Cancer antigen 125 (CA125) level can be considered as a marker for mesothelial cell mass and is often used as a marker of peritoneal injury.20–22 Although the downward trend with time of CA125 level in effluent suggested mesothelial cell mass, a single low value is difficult to interpret. MMP-2 level in drained dialysate has been reported to be associated with solute transport rate estimated with PET.16 Furthermore, MMP-2 level in effluent has been reported to be markedly increased in patients with peritoneal injury including EPS.15

In this study of PD patients, 8-OHdG levels in drained dialysate were similar between those who had a past history of peritonitis and those who did not. In addition, these levels were significantly correlated with D/P Cr and inversely correlated with D/D0 glucose, regardless of past history of peritonitis. On the other hand, 8-OHdG level in the drained dialysate was significantly correlated with MMP-2 level in drained dialysate in the PD patients who had a past history of peritonitis; however, it was not correlated with MMP-2 level in drained dialysate in those who did not have a past history of peritonitis. These results suggest that past history of peritonitis may contribute to peritoneal injury by association with oxidative stress, and that 8-OHdG level in drained dialysate may be more strongly correlated with peritoneal injury in PD patients who have a past history of peritonitis than in PD patients who do not, beyond patients’ PD duration, age, and BP. These results also suggest that inhibition of oxidative stress in the peritoneum may be a good therapeutic option to prolong PD duration, especially in PD patients with a past history of peritonitis.

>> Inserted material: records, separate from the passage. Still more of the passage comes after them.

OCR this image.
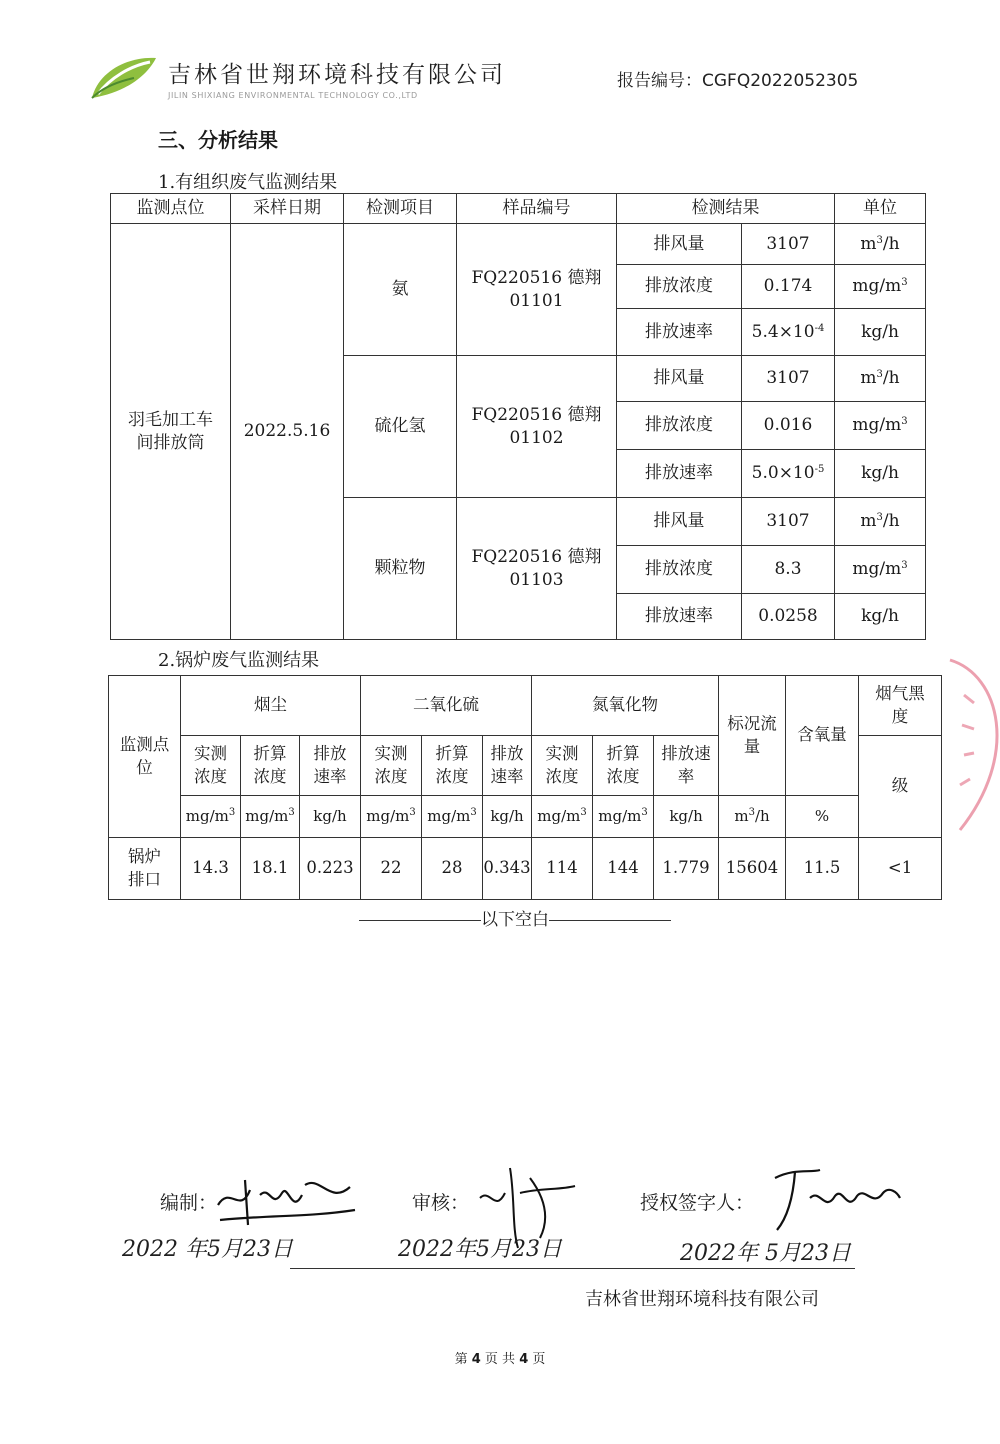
吉林省世翔环境科技有限公司
JILIN SHIXIANG ENVIRONMENTAL TECHNOLOGY CO.,LTD
报告编号：CGFQ2022052305
三、分析结果
1.有组织废气监测结果
监测点位	采样日期	检测项目	样品编号	检测结果		单位
羽毛加工车间排放筒	2022.5.16	氨	FQ220516 德翔 01101	排风量	3107	$m^3/h$
				排放浓度	0.174	$mg/m^3$
				排放速率	$5.4\times 10^{-4}$	kg/h
		硫化氢	FQ220516 德翔 01102	排风量	3107	$m^3/h$
				排放浓度	0.016	$mg/m^3$
				排放速率	$5.0\times 10^{-5}$	kg/h
		颗粒物	FQ220516 德翔 01103	排风量	3107	$m^3/h$
				排放浓度	8.3	$mg/m^3$
				排放速率	0.0258	kg/h
2.锅炉废气监测结果
监测点位	烟尘			二氧化硫			氮氧化物			标况流量	含氧量	烟气黑度
	实测浓度	折算浓度	排放速率	实测浓度	折算浓度	排放速率	实测浓度	折算浓度	排放速率			级
	$mg/m^3$	$mg/m^3$	kg/h	$mg/m^3$	$mg/m^3$	kg/h	$mg/m^3$	$mg/m^3$	kg/h	$m^3/h$	%	
锅炉排口	14.3	18.1	0.223	22	28	0.343	114	144	1.779	15604	11.5	<1
以下空白
编制：	审核：	授权签字人：
2022 年5月23日	2022年5月23日	2022年 5月23日
吉林省世翔环境科技有限公司
第 4 页 共 4 页
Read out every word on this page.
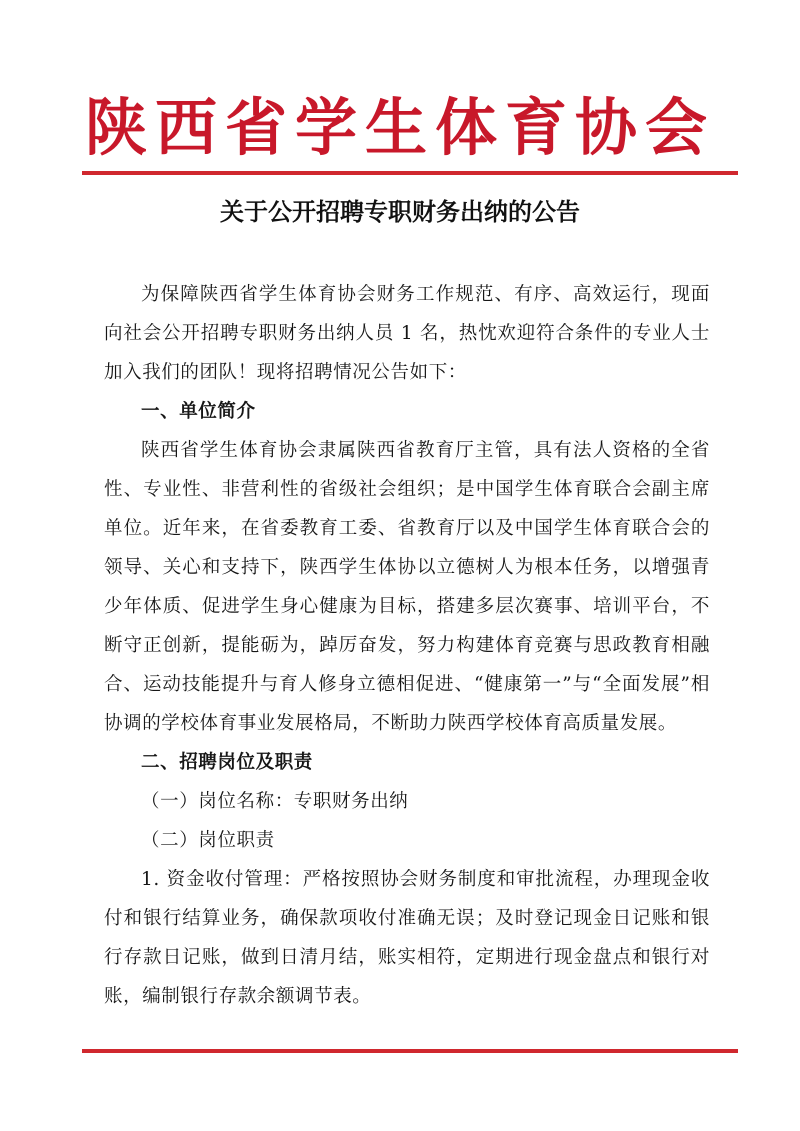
陕西省学生体育协会
关于公开招聘专职财务出纳的公告

为保障陕西省学生体育协会财务工作规范、有序、高效运行，现面向社会公开招聘专职财务出纳人员 1 名，热忱欢迎符合条件的专业人士加入我们的团队！现将招聘情况公告如下：

一、单位简介

陕西省学生体育协会隶属陕西省教育厅主管，具有法人资格的全省性、专业性、非营利性的省级社会组织；是中国学生体育联合会副主席单位。近年来，在省委教育工委、省教育厅以及中国学生体育联合会的领导、关心和支持下，陕西学生体协以立德树人为根本任务，以增强青少年体质、促进学生身心健康为目标，搭建多层次赛事、培训平台，不断守正创新，提能砺为，踔厉奋发，努力构建体育竞赛与思政教育相融合、运动技能提升与育人修身立德相促进、“健康第一”与“全面发展”相协调的学校体育事业发展格局，不断助力陕西学校体育高质量发展。

二、招聘岗位及职责

（一）岗位名称：专职财务出纳

（二）岗位职责

1. 资金收付管理：严格按照协会财务制度和审批流程，办理现金收付和银行结算业务，确保款项收付准确无误；及时登记现金日记账和银行存款日记账，做到日清月结，账实相符，定期进行现金盘点和银行对账，编制银行存款余额调节表。
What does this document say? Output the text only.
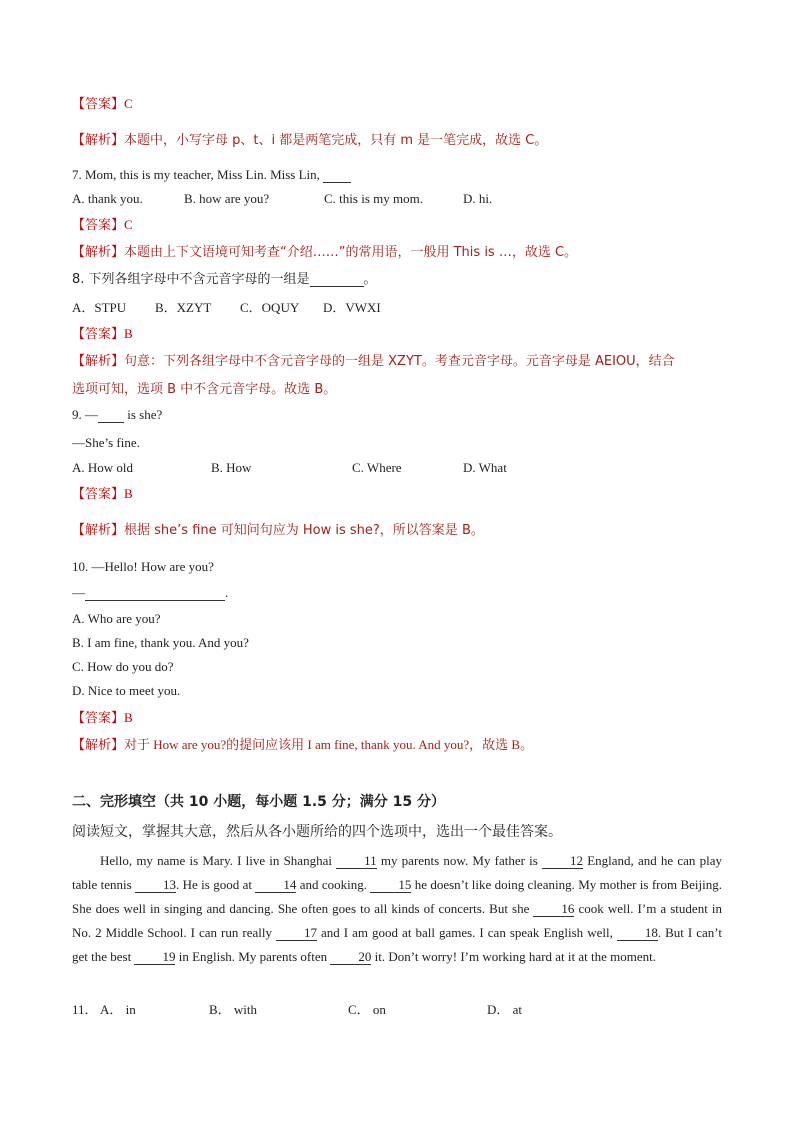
【答案】C
【解析】本题中，小写字母 p、t、i 都是两笔完成，只有 m 是一笔完成，故选 C。
7. Mom, this is my teacher, Miss Lin. Miss Lin,
A. thank you.	B. how are you?	C. this is my mom.	D. hi.
【答案】C
【解析】本题由上下文语境可知考查“介绍……”的常用语，一般用 This is …，故选 C。
8. 下列各组字母中不含元音字母的一组是	。
A．STPU B．XZYT C．OQUY D．VWXI
【答案】B
【解析】句意：下列各组字母中不含元音字母的一组是 XZYT。考查元音字母。元音字母是 AEIOU，结合
选项可知，选项 B 中不含元音字母。故选 B。
9. —  is she?
—She’s fine.
A. How old	B. How	C. Where	D. What
【答案】B
【解析】根据 she’s fine 可知问句应为 How is she?，所以答案是 B。
10. —Hello! How are you?
—	.
A. Who are you?
B. I am fine, thank you. And you?
C. How do you do?
D. Nice to meet you.
【答案】B
【解析】对于 How are you?的提问应该用 I am fine, thank you. And you?，故选 B。
二、完形填空（共 10 小题，每小题 1.5 分；满分 15 分）
阅读短文，掌握其大意，然后从各小题所给的四个选项中，选出一个最佳答案。

Hello, my name is Mary. I live in Shanghai 11 my parents now. My father is 12 England, and he can play table tennis 13. He is good at 14 and cooking. 15 he doesn’t like doing cleaning. My mother is from Beijing. She does well in singing and dancing. She often goes to all kinds of concerts. But she 16 cook well. I’m a student in No. 2 Middle School. I can run really 17 and I am good at ball games. I can speak English well, 18. But I can’t get the best 19 in English. My parents often 20 it. Don’t worry! I’m working hard at it at the moment.

11． A． in	B． with	C． on	D． at
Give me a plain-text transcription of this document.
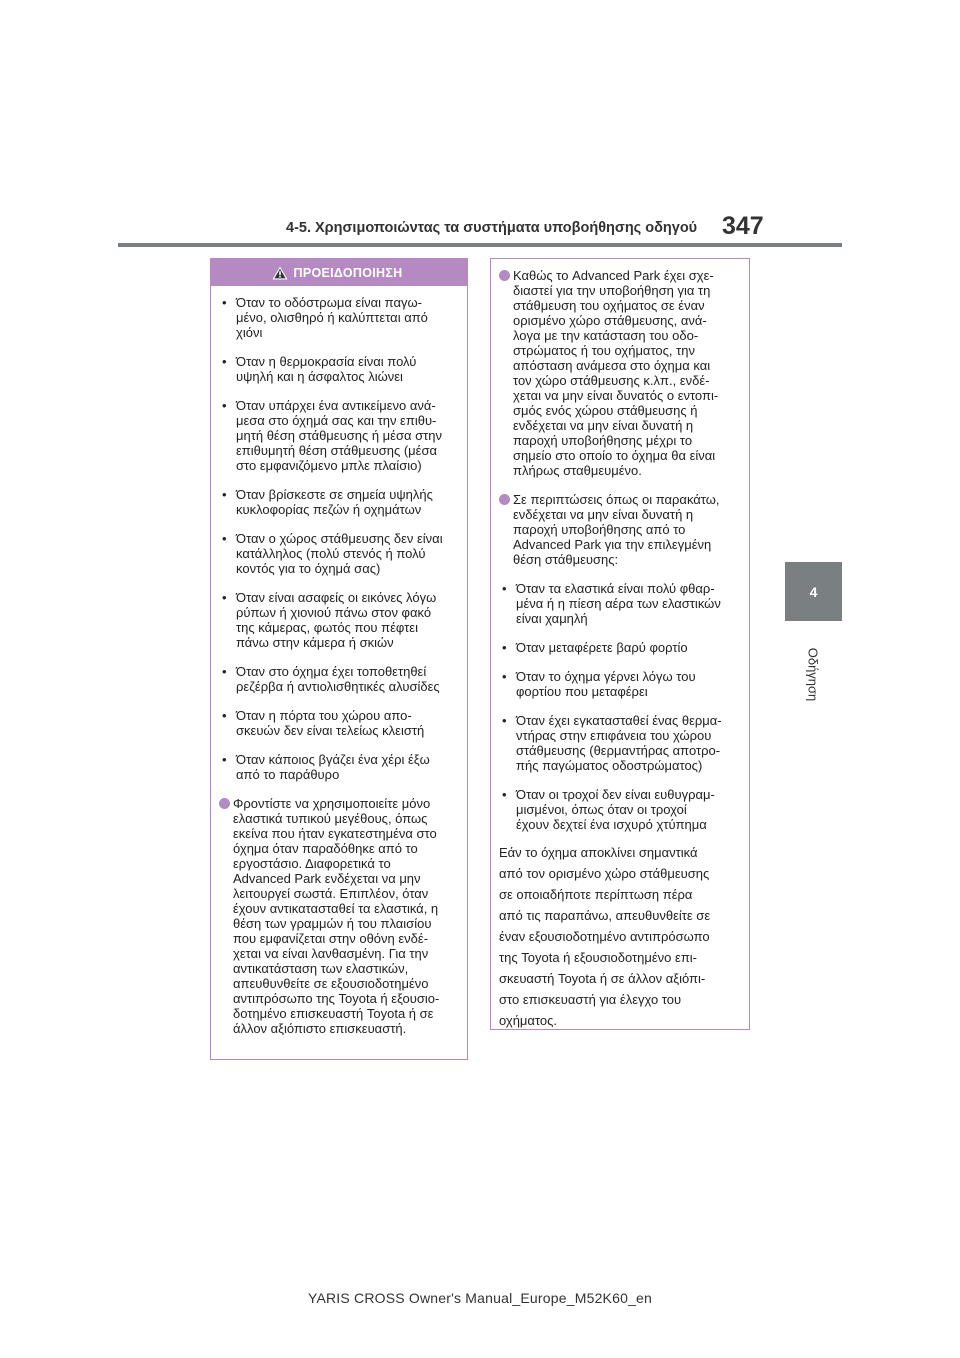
4-5. Χρησιμοποιώντας τα συστήματα υποβοήθησης οδηγού 347
4
Οδήγηση
ΠΡΟΕΙΔΟΠΟΙΗΣΗ
• Όταν το οδόστρωμα είναι παγω-
μένο, ολισθηρό ή καλύπτεται από
χιόνι
• Όταν η θερμοκρασία είναι πολύ
υψηλή και η άσφαλτος λιώνει
• Όταν υπάρχει ένα αντικείμενο ανά-
μεσα στο όχημά σας και την επιθυ-
μητή θέση στάθμευσης ή μέσα στην
επιθυμητή θέση στάθμευσης (μέσα
στο εμφανιζόμενο μπλε πλαίσιο)
• Όταν βρίσκεστε σε σημεία υψηλής
κυκλοφορίας πεζών ή οχημάτων
• Όταν ο χώρος στάθμευσης δεν είναι
κατάλληλος (πολύ στενός ή πολύ
κοντός για το όχημά σας)
• Όταν είναι ασαφείς οι εικόνες λόγω
ρύπων ή χιονιού πάνω στον φακό
της κάμερας, φωτός που πέφτει
πάνω στην κάμερα ή σκιών
• Όταν στο όχημα έχει τοποθετηθεί
ρεζέρβα ή αντιολισθητικές αλυσίδες
• Όταν η πόρτα του χώρου απο-
σκευών δεν είναι τελείως κλειστή
• Όταν κάποιος βγάζει ένα χέρι έξω
από το παράθυρο
Φροντίστε να χρησιμοποιείτε μόνο
ελαστικά τυπικού μεγέθους, όπως
εκείνα που ήταν εγκατεστημένα στο
όχημα όταν παραδόθηκε από το
εργοστάσιο. Διαφορετικά το
Advanced Park ενδέχεται να μην
λειτουργεί σωστά. Επιπλέον, όταν
έχουν αντικατασταθεί τα ελαστικά, η
θέση των γραμμών ή του πλαισίου
που εμφανίζεται στην οθόνη ενδέ-
χεται να είναι λανθασμένη. Για την
αντικατάσταση των ελαστικών,
απευθυνθείτε σε εξουσιοδοτημένο
αντιπρόσωπο της Toyota ή εξουσιο-
δοτημένο επισκευαστή Toyota ή σε
άλλον αξιόπιστο επισκευαστή.
Καθώς το Advanced Park έχει σχε-
διαστεί για την υποβοήθηση για τη
στάθμευση του οχήματος σε έναν
ορισμένο χώρο στάθμευσης, ανά-
λογα με την κατάσταση του οδο-
στρώματος ή του οχήματος, την
απόσταση ανάμεσα στο όχημα και
τον χώρο στάθμευσης κ.λπ., ενδέ-
χεται να μην είναι δυνατός ο εντοπι-
σμός ενός χώρου στάθμευσης ή
ενδέχεται να μην είναι δυνατή η
παροχή υποβοήθησης μέχρι το
σημείο στο οποίο το όχημα θα είναι
πλήρως σταθμευμένο.
Σε περιπτώσεις όπως οι παρακάτω,
ενδέχεται να μην είναι δυνατή η
παροχή υποβοήθησης από το
Advanced Park για την επιλεγμένη
θέση στάθμευσης:
• Όταν τα ελαστικά είναι πολύ φθαρ-
μένα ή η πίεση αέρα των ελαστικών
είναι χαμηλή
• Όταν μεταφέρετε βαρύ φορτίο
• Όταν το όχημα γέρνει λόγω του
φορτίου που μεταφέρει
• Όταν έχει εγκατασταθεί ένας θερμα-
ντήρας στην επιφάνεια του χώρου
στάθμευσης (θερμαντήρας αποτρο-
πής παγώματος οδοστρώματος)
• Όταν οι τροχοί δεν είναι ευθυγραμ-
μισμένοι, όπως όταν οι τροχοί
έχουν δεχτεί ένα ισχυρό χτύπημα
Εάν το όχημα αποκλίνει σημαντικά
από τον ορισμένο χώρο στάθμευσης
σε οποιαδήποτε περίπτωση πέρα
από τις παραπάνω, απευθυνθείτε σε
έναν εξουσιοδοτημένο αντιπρόσωπο
της Toyota ή εξουσιοδοτημένο επι-
σκευαστή Toyota ή σε άλλον αξιόπι-
στο επισκευαστή για έλεγχο του
οχήματος.
YARIS CROSS Owner's Manual_Europe_M52K60_en
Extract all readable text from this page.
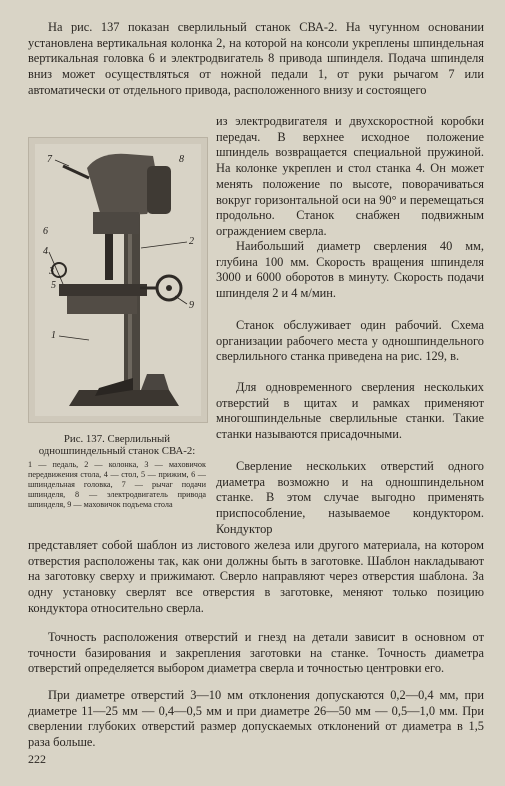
На рис. 137 показан сверлильный станок СВА-2. На чугунном основании установлена вертикальная колонка 2, на которой на консоли укреплены шпиндельная вертикальная головка 6 и электродвигатель 8 привода шпинделя. Подача шпинделя вниз может осуществляться от ножной педали 1, от руки рычагом 7 или автоматически от отдельного привода, расположенного внизу и состоящего

из электродвигателя и двухскоростной коробки передач. В верхнее исходное положение шпиндель возвращается специальной пружиной. На колонке укреплен и стол станка 4. Он может менять положение по высоте, поворачиваться вокруг горизонтальной оси на 90° и перемещаться продольно. Станок снабжен подвижным ограждением сверла.

1
2
3
4
5
6
7	8
9
Рис. 137. Сверлильный одношпиндельный станок СВА-2:
1 — педаль, 2 — колонка, 3 — маховичок передвижения стола, 4 — стол, 5 — прижим, 6 — шпиндельная головка, 7 — рычаг подачи шпинделя, 8 — электродвигатель привода шпинделя, 9 — маховичок подъема стола

Наибольший диаметр сверления 40 мм, глубина 100 мм. Скорость вращения шпинделя 3000 и 6000 оборотов в минуту. Скорость подачи шпинделя 2 и 4 м/мин.

Станок обслуживает один рабочий. Схема организации рабочего места у одношпиндельного сверлильного станка приведена на рис. 129, в.

Для одновременного сверления нескольких отверстий в щитах и рамках применяют многошпиндельные сверлильные станки. Такие станки называются присадочными.

Сверление нескольких отверстий одного диаметра возможно и на одношпиндельном станке. В этом случае выгодно применять приспособление, называемое кондуктором. Кондуктор

представляет собой шаблон из листового железа или другого материала, на котором отверстия расположены так, как они должны быть в заготовке. Шаблон накладывают на заготовку сверху и прижимают. Сверло направляют через отверстия шаблона. За одну установку сверлят все отверстия в заготовке, меняют только позицию кондуктора относительно сверла.

Точность расположения отверстий и гнезд на детали зависит в основном от точности базирования и закрепления заготовки на станке. Точность диаметра отверстий определяется выбором диаметра сверла и точностью центровки его.

При диаметре отверстий 3—10 мм отклонения допускаются 0,2—0,4 мм, при диаметре 11—25 мм — 0,4—0,5 мм и при диаметре 26—50 мм — 0,5—1,0 мм. При сверлении глубоких отверстий размер допускаемых отклонений от диаметра в 1,5 раза больше.

222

A limitation of this study was that the plasma 8-OHdG level of each sample was not measured to investigate which of local production of 8-OHdG in the peritoneum or increased leakage of plasma 8-OHdG into the dialysate was associated with peritoneal injury in PD patients. Further large and long-term studies will be needed to elucidate the production and regulation of 8-OHdG and the association between 8-OHdG levels in drained dialysate and the development of peritoneal injury including EPS in PD. As it stands, 8-OHdG levels in drained dialysate could be used in combination with PET, MMP-2, and CA125 level in drained dialysate to evaluate peritoneal injury.

Conclusion

In conclusion, the results of the present study suggest that 8-OHdG level in drained dialysate may be a useful novel marker of peritoneal damage in PD.